Leading Through Change

I just finished my thesis in fulfillment of my Master of Arts in Communication this week.  It’s been a six-year journey which I’m obviously glad to finally finish.  Anyone who is an adult student or student with a family understands the hard work and sacrifices both you and your family make in order to accomplish this big, hairy, audacious goal.

The title of my thesis is “Organizational Change in One Evangelical Denomination: A 24-Month Case Study”.  It’s the story of how communication strategy, culture, organizational structure, and business systems for a worldwide denomination changed.  It’s the story of my life at work in the past 24-months.

My program at Spring Arbor University requires a defense of the thesis.  It is more than a typical M.A. program, but less than a Ph.D. program.  My defense was last week.  It went well enough that the faculty representatives I presented to think the thesis could actually be turned into a book.  Fancy that.  They also think what I learned could be condensed into something worth speaking about.

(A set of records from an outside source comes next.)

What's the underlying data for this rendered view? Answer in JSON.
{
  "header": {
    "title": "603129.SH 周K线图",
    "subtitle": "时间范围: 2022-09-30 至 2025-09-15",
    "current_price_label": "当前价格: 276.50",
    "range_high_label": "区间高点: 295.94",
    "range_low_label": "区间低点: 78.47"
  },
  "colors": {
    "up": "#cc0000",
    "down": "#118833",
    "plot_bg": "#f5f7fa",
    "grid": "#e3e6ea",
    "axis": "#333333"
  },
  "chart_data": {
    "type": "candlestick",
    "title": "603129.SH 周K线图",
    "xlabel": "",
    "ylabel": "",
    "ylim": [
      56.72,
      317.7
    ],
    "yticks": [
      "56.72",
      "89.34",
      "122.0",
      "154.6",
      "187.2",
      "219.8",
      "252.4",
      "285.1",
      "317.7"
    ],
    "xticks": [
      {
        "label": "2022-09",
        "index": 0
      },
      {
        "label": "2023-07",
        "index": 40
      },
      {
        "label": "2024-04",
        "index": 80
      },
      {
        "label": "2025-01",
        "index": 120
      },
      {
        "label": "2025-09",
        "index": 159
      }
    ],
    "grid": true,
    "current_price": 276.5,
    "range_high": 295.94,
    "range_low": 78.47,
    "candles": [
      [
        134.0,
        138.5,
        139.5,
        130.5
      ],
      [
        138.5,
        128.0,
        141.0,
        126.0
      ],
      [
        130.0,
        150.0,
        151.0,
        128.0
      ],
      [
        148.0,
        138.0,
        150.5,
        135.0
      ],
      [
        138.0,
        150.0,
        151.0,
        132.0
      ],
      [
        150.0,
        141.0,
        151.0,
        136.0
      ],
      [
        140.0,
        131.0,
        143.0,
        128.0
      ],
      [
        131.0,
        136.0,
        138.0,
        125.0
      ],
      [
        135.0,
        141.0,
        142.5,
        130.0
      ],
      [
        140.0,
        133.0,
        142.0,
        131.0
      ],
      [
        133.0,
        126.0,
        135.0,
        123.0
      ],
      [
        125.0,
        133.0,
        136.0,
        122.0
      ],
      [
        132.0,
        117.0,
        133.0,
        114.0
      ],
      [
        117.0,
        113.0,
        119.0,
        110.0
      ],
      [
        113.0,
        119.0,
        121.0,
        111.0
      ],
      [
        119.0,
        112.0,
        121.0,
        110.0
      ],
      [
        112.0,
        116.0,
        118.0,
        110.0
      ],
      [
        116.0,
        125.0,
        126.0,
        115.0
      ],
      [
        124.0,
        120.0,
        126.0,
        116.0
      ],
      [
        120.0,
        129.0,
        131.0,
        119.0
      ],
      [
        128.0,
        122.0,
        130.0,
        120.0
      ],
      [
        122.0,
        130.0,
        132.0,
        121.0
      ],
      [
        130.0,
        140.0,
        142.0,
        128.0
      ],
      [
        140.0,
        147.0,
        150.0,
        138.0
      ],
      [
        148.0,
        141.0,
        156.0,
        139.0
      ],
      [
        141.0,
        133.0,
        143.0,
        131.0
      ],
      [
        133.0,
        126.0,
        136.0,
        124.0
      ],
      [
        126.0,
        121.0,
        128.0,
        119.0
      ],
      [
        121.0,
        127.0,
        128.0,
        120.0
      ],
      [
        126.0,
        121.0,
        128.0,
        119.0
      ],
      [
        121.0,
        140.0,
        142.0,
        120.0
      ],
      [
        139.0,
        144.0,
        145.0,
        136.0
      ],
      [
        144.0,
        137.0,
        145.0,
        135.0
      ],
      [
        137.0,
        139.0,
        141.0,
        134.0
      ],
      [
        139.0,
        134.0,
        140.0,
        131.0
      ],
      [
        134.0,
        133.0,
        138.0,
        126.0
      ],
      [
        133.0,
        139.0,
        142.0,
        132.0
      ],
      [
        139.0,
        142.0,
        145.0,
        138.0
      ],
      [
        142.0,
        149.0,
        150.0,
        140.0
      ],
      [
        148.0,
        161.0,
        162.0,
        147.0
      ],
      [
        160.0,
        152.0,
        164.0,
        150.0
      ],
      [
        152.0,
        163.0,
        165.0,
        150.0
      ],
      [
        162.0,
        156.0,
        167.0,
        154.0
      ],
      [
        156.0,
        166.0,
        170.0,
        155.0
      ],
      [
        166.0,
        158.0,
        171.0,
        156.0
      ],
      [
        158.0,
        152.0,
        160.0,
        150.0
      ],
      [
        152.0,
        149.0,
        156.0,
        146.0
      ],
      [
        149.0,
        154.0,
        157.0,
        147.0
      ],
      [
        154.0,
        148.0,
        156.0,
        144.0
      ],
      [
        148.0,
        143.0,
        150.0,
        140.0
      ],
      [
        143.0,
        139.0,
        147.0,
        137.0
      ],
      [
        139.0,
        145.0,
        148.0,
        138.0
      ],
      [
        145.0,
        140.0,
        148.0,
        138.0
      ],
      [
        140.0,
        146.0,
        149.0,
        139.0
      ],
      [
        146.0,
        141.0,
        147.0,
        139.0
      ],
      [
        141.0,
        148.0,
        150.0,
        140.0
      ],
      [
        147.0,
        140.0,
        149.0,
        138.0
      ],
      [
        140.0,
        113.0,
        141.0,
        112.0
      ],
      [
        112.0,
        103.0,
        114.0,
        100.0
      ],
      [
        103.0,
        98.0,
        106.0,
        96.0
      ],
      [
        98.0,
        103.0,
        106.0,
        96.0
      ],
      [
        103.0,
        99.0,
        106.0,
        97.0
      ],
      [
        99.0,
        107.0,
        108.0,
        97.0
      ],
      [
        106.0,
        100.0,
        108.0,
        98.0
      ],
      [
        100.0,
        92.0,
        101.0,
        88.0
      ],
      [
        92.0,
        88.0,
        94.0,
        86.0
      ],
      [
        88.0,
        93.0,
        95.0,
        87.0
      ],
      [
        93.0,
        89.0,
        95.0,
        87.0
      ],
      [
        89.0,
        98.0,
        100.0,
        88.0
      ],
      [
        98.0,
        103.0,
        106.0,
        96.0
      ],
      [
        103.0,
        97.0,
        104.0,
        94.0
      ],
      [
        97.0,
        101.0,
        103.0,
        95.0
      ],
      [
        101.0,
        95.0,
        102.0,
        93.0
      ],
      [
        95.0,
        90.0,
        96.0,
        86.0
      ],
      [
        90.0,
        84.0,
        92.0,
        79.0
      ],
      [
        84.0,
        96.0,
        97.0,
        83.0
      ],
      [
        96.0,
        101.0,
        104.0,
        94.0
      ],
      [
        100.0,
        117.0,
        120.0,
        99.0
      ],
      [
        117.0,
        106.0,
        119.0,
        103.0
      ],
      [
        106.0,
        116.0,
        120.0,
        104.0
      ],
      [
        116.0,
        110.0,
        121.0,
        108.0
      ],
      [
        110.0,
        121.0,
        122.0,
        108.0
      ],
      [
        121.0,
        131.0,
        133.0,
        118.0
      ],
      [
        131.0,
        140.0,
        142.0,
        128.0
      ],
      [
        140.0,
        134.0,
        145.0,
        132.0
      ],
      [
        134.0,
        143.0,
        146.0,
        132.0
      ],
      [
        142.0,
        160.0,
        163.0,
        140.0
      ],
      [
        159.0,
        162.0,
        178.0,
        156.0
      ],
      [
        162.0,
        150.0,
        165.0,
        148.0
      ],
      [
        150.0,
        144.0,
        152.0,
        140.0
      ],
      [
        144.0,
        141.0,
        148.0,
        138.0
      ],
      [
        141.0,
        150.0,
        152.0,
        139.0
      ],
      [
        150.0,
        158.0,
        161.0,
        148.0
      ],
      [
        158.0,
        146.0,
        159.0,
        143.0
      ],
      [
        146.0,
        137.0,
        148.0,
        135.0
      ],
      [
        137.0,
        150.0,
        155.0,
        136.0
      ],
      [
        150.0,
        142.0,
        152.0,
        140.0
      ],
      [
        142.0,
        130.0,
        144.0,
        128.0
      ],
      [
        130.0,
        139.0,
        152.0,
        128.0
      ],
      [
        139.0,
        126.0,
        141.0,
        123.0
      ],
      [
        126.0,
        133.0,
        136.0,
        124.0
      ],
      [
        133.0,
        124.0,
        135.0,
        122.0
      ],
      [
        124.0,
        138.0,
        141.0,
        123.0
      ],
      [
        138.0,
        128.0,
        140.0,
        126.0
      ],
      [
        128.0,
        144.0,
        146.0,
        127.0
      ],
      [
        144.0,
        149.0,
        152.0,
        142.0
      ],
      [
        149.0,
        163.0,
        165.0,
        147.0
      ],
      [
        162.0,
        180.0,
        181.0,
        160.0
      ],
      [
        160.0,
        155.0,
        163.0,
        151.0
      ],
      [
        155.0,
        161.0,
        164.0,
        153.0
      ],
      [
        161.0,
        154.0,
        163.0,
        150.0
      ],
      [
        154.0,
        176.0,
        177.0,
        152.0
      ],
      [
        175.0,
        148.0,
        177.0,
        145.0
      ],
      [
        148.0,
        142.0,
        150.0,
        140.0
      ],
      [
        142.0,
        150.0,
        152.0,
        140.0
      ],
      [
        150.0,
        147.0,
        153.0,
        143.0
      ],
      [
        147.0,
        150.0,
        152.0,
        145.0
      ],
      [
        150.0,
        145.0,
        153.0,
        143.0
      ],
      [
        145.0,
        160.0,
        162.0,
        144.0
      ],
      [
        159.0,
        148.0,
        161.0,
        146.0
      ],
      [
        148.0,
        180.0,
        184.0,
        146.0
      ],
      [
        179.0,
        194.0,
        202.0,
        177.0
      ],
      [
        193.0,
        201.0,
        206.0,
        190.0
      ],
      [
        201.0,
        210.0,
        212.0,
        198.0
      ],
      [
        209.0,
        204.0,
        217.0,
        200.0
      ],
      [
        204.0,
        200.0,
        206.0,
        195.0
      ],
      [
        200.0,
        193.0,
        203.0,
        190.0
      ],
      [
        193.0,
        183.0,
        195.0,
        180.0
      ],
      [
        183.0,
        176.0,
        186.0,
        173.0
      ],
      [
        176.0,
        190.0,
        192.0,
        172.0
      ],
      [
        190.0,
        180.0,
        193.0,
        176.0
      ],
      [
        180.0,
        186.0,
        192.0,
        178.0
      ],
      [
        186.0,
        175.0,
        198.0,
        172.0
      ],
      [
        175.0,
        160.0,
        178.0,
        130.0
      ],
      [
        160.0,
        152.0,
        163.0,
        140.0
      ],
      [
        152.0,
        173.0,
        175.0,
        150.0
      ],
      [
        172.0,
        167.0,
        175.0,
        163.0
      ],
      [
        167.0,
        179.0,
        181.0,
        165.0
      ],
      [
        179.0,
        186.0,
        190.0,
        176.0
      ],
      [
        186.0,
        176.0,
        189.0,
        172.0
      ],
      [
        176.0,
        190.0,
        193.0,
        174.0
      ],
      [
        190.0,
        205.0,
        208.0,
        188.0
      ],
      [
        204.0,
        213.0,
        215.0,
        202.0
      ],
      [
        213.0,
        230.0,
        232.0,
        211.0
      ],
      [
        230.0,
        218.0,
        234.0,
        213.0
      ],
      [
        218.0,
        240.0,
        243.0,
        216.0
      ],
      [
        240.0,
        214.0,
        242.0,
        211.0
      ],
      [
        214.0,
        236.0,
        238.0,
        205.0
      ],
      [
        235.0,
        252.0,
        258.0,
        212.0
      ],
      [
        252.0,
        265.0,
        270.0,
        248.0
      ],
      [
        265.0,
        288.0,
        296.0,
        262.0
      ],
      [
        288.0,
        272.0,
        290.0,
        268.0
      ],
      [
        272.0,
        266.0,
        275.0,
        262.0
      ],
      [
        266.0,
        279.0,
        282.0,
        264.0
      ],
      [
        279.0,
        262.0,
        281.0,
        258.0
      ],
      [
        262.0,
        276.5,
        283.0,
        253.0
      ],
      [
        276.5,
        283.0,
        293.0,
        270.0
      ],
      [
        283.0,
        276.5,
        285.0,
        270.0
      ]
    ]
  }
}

What I’m going to be working on in the next few months is a potential pathway to publishing the book.  I’m more interested in the Seth Godin or Tony Morgan method of self-publishing.  What it will look like here are more regular posts as excerpts from my thesis on the topics of communication strategy, organizational change, and leadership.  I’ll share my notes with you and invite feedback.  If it seems like the content will be helpful for organizations or even other denominations, we’ll package it up and publish it for the masses.  It’s a surreal idea to me for sure.

One final thought is a quote that is key for the success we’ve had up to this point is from Jim Collins:

We expected that good-to-great leaders would begin by setting a new vision and strategy. We found instead that they first got the right people on the bus, the wrong people off the bus, and the right people in the right seats—and then they figured out where to drive it. The old adage ‘People are your most important asset’ turns out to be wrong. People are not your most important asset. The right people are.

If you choose to read on in the next few weeks and months, you’ll see just how important that idea was in order to succeed.  As for today, I’m taking a few hundred deep breaths, reading for recreation, and rewarding myself with a new pair of shoes.  Don’t judge.